Independent | t-test | results |
---|---|---|
0 | Difference (MEDV - MEDV) = | -2490.8071 |
1 | Degrees of freedom = | 488.0000 |
2 | t = | -1.6571 |
3 | Two side test p value = | 0.0981 |
4 | Difference > 0 p value = | 0.0491 |
5 | Difference < 0 p value = | 0.9509 |
6 | Cohen's d = | -0.3172 |
7 | Hedge's g = | -0.3168 |
8 | Glass's delta = | -0.3153 |
9 | r = | 0.0748 |
Results: According to the pvalue which is greater than 0.05, there is no stastistical significance. Prior to removing the duplicates, the results were showing a pvalue less than 0.05.
We will use keras to create a Neural network that can predict the median house price based on the other variables in the dataset. Neural networks are a set of algorithms, modeled loosely after the human brain, that are designed to recognize patterns.
import numpy as np
import pandas as pd
from keras.models import Sequential
from keras.layers import Dense
We will only take the variables that had a strong correlations with 'MEDV'. 'MEDV', will be the variable we seek to predict.
#features = boston.iloc[:,0:13]
features = boston[['RM', 'LSTAT', 'PTRATIO', 'INDUS']]
# target is the price, boston[['MEDV']]
prices = boston.iloc[:,13]
A best practices are to normalise the data before added it to the Neural network to see better results.
from sklearn.preprocessing import MinMaxScaler
scaler = MinMaxScaler()
features= scaler.fit_transform(features)
prices= prices.values.reshape(-1,1)
prices = scaler.fit_transform(prices)
Now we need to split the data into two subsets. Train will be used inside the neural network.
from sklearn.model_selection import train_test_split
# Shuffle and split the data into training and testing subsets
X_train, X_test, y_train, y_test = train_test_split(features, prices, test_size=0.20, random_state=50)
With our training and test data set-up, we are now ready to build our model.
We create the model using 1 input layer, 2 hidden layers and 1 output layer.
As this a regression problem, the loss function we use is mean squared error and the metrics against which we evaluate the performance of the model is mean absolute error and accuracy.
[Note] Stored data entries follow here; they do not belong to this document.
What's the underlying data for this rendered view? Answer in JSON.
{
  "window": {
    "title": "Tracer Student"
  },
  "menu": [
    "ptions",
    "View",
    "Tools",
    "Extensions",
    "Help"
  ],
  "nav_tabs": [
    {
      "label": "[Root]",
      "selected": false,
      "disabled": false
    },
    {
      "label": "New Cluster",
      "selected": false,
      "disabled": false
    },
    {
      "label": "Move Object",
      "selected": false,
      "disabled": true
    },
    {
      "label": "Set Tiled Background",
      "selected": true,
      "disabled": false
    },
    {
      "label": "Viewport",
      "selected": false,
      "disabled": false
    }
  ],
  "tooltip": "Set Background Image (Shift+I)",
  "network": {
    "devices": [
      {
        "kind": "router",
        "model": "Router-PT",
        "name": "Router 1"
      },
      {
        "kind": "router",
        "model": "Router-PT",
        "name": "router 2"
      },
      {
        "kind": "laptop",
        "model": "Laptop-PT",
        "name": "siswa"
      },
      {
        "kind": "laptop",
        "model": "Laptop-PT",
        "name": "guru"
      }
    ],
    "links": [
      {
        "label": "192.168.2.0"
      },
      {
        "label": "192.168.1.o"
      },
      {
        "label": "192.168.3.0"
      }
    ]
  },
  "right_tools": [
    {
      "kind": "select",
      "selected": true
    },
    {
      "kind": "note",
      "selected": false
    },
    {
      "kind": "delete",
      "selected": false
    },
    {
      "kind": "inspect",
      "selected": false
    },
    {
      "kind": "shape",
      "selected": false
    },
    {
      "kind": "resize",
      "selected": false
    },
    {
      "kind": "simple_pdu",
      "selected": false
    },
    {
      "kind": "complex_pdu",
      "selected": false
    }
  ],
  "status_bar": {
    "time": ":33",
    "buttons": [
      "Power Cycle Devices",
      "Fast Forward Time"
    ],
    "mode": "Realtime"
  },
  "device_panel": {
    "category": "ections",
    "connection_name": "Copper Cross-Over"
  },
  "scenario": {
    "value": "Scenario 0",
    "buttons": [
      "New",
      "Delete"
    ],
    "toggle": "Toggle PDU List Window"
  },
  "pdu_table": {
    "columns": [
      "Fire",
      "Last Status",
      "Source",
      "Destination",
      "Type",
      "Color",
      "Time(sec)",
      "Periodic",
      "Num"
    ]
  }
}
Also the output layer should be linear also.
from keras.callbacks import ModelCheckpoint
model = kr.models.Sequential()
n_cols = X_train.shape[1]
# The Input Layer, activation layer
model.add(kr.layers.Dense(128, kernel_initializer='normal',input_shape=(n_cols,), activation='relu'))
# The Hidden Layers :
#m.add(kr.layers.Dense(256, kernel_initializer='normal',activation='relu'))
model.add(kr.layers.Dense(256, kernel_initializer='normal',activation='relu'))
model.add(kr.layers.Dense(128, kernel_initializer='normal',activation='relu'))
# The Output Layer :
model.add(kr.layers.Dense(1, kernel_initializer='normal',activation='linear'))
print(model.summary())
model.compile(loss='mse', optimizer='adam', metrics=['mean_absolute_error', 'accuracy'])
from keras.callbacks import History
history = History()
# y_train = prices, use validation data 10%
hist = model.fit(X_train, y_train, validation_split=0.20, epochs=100, batch_size=6, callbacks=[history])